The Arithmetic Problem
In 2022, large language models were already impressive at many tasks, but math was a persistent weakness. A model could explain calculus but fail a simple word problem requiring multiple steps. The issue was not knowledge — it was reasoning process. Standard prompting asked for the answer directly, giving the model no opportunity to work through intermediate steps.
The Chain-of-Thought Discovery
The Wei et al. paper (arXiv:2201.11903) demonstrated a simple fix: include worked examples that show the reasoning process, not just the final answer. Instead of:
Q: Roger has 5 tennis balls. He buys 2 more cans of 3 balls each. How many does he have? A: 11
Use:
Q: Roger has 5 tennis balls. He buys 2 more cans of 3 balls each. How many does he have? A: Roger starts with 5 balls. 2 cans × 3 balls = 6 balls. 5 + 6 = 11. The answer is 11.
This forces the model to externalize its reasoning chain, and the improvement was dramatic.

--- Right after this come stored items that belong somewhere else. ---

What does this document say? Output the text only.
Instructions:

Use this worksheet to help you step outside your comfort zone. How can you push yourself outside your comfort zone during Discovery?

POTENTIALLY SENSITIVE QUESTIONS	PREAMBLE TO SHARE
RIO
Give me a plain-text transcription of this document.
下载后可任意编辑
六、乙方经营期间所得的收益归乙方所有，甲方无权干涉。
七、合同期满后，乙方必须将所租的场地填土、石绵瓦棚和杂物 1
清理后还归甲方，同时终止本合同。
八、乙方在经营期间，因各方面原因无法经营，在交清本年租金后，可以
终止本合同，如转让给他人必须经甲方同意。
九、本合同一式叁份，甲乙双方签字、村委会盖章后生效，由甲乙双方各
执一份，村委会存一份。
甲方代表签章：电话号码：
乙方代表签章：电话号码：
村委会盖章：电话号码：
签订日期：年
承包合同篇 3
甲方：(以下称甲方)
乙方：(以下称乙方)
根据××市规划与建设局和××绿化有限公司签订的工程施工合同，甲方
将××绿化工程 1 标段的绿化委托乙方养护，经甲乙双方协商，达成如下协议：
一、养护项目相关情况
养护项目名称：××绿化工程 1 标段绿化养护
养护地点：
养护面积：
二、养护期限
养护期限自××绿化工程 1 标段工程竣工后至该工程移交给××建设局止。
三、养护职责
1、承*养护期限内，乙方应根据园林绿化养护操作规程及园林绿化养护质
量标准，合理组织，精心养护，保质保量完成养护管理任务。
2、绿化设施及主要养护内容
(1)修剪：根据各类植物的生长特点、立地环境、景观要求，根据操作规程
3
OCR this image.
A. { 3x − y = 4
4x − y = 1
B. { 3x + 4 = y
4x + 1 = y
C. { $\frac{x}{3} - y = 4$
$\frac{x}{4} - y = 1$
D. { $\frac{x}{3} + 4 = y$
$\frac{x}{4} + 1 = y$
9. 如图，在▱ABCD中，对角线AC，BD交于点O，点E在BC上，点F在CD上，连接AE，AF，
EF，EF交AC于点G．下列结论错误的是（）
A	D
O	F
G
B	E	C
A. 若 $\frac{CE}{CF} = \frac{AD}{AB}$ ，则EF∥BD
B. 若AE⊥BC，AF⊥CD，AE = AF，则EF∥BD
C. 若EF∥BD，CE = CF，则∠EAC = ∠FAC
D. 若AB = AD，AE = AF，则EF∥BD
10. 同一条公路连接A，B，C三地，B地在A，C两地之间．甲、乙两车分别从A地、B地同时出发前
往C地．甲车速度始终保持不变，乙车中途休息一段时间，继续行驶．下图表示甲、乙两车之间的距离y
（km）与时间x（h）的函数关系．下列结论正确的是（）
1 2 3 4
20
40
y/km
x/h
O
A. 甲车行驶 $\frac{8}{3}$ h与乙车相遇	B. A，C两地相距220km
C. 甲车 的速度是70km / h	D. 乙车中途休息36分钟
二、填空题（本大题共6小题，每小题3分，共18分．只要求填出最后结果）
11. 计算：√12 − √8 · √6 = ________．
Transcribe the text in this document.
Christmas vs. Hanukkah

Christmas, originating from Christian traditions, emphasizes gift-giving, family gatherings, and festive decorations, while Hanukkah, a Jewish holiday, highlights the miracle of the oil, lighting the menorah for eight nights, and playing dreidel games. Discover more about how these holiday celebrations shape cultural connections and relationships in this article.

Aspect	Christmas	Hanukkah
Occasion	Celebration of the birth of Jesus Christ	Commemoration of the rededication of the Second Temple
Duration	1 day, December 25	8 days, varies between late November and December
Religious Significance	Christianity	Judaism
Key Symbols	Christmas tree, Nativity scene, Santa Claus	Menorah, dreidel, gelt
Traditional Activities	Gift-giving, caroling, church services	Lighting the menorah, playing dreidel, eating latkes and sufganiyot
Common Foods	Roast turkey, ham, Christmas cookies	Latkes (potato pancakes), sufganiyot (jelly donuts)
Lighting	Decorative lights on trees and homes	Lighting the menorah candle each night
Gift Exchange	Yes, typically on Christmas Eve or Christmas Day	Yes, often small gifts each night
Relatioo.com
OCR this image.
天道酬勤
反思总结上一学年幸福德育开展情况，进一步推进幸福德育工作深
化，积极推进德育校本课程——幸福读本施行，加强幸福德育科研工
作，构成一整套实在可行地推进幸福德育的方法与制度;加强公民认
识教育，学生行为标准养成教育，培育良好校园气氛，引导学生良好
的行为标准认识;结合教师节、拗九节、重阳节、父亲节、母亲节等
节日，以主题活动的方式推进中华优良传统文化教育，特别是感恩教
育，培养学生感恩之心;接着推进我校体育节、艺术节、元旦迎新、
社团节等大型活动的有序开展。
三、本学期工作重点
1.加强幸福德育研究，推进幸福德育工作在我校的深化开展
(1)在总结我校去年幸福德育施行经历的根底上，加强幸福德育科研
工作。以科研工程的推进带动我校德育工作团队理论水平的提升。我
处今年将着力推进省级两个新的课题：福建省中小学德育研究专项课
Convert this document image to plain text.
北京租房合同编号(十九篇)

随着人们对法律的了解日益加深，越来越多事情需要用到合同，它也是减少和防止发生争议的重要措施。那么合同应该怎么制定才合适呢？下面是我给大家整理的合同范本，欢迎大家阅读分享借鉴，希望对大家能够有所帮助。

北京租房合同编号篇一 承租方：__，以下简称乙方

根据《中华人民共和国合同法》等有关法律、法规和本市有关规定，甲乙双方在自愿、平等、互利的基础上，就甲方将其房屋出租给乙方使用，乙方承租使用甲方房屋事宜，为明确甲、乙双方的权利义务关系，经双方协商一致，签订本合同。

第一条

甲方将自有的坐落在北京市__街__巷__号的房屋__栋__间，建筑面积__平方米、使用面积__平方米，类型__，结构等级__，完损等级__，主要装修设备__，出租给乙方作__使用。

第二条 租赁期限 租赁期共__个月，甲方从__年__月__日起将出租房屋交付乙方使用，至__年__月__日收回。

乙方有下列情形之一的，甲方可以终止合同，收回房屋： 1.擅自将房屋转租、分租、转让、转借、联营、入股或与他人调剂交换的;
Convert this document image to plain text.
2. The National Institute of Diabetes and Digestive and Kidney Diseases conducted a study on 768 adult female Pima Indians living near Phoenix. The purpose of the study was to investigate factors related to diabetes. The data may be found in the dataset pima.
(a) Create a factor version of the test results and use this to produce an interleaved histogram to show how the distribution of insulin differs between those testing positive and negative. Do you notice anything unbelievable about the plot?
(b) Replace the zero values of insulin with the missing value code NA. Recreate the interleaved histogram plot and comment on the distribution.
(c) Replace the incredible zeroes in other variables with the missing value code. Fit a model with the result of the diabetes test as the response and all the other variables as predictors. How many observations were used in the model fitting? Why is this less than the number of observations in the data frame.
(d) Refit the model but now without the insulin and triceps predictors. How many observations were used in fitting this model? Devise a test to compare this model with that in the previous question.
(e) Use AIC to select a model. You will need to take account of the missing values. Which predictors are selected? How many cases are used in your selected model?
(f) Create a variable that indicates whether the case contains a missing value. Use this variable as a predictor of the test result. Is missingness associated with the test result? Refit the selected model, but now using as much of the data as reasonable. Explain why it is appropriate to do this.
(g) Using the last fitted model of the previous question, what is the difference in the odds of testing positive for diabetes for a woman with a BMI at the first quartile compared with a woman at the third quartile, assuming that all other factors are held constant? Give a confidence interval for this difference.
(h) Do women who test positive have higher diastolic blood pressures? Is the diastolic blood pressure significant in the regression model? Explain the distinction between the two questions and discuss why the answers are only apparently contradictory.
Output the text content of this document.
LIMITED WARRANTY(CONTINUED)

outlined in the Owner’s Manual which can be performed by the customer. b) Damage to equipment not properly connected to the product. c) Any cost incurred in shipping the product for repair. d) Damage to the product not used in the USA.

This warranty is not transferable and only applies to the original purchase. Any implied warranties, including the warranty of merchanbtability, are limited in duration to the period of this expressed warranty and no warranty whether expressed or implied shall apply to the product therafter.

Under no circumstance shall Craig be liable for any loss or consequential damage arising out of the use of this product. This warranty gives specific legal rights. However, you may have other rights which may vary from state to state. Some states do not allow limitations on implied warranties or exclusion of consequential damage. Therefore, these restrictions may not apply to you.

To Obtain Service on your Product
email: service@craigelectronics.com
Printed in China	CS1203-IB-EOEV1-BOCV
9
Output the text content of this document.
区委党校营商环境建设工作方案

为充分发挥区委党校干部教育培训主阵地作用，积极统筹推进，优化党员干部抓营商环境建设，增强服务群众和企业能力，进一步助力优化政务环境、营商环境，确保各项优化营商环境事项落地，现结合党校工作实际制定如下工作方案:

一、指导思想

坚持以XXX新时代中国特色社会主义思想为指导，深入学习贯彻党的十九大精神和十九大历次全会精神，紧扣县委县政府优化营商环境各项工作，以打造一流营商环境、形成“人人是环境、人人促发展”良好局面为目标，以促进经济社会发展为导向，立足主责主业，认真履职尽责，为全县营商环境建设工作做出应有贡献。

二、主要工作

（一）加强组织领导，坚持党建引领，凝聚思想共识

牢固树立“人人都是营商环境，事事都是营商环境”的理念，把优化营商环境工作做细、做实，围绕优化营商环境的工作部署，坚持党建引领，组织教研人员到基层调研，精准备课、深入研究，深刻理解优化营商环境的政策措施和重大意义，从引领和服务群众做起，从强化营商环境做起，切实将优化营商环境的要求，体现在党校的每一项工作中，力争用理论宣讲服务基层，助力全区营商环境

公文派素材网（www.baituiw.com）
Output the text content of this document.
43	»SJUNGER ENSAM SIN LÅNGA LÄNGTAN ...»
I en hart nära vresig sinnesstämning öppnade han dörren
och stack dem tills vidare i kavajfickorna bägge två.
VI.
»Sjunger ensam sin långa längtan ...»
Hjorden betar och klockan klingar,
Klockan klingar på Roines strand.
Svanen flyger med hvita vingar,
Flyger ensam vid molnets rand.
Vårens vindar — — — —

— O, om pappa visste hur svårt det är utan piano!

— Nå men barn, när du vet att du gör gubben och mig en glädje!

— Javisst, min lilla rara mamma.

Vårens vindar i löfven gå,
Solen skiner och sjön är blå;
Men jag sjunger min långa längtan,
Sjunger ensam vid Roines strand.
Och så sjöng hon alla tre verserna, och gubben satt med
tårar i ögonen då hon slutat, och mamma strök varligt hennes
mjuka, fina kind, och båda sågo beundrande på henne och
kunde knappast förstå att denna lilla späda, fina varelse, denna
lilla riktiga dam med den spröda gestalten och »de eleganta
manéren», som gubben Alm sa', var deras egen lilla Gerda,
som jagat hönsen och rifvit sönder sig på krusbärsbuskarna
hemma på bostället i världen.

Zero-Shot CoT: "Think Step by Step"
Kojima et al. showed that you do not even need few-shot examples. Simply appending "Let's think step by step" to the prompt elicits chain-of-thought reasoning from sufficiently large models. This works because LLMs have seen problem-solving text in training and can mimic the style when cued.
Emergence at Scale
The critical finding was that CoT is an emergent ability — it only helps models above approximately 100B parameters. Smaller models get worse with CoT prompting because they generate plausible-sounding but incorrect reasoning chains. This was one of the first documented cases of emergent capabilities appearing at scale.
Benchmark Improvements
On GSM8K (grade school math word problems), GPT-3 175B with standard prompting solved 17.9% of problems. With 8-shot chain-of-thought prompting, the same model solved 58.1%. On AQUA-RAT (algebraic word problems) and SVAMP (math with linguistic variations), improvements were similarly large.
Self-Consistency Decoding
A follow-up paper (arXiv:2203.11171) showed that generating 40 different reasoning chains and taking the majority vote on the final answer improves accuracy further. Different chains may take different paths but often reach the same correct answer. Incorrect chains are more likely to disagree with each other.
from openai import OpenAI
client = OpenAI()
def chain_of_thought(problem: str, n_samples: int = 10) -> str:
prompt = f"{problem}
Let's think step by step."
responses = client.chat.completions.create(
model="gpt-4",
messages=[{"role": "user", "content": prompt}],
n=n_samples,
temperature=0.7,
)
# Extract final answers and take majority vote
answers = [r.message.content.split("answer is")[-1].strip()
for r in responses.choices]
return max(set(answers), key=answers.count)
Modern Implementation
CoT is now standard in production prompts for reasoning tasks. OpenAI's o1/o3 models internalize chain-of-thought as part of their training rather than relying on prompting. Anthropic builds extended thinking into Claude using similar principles.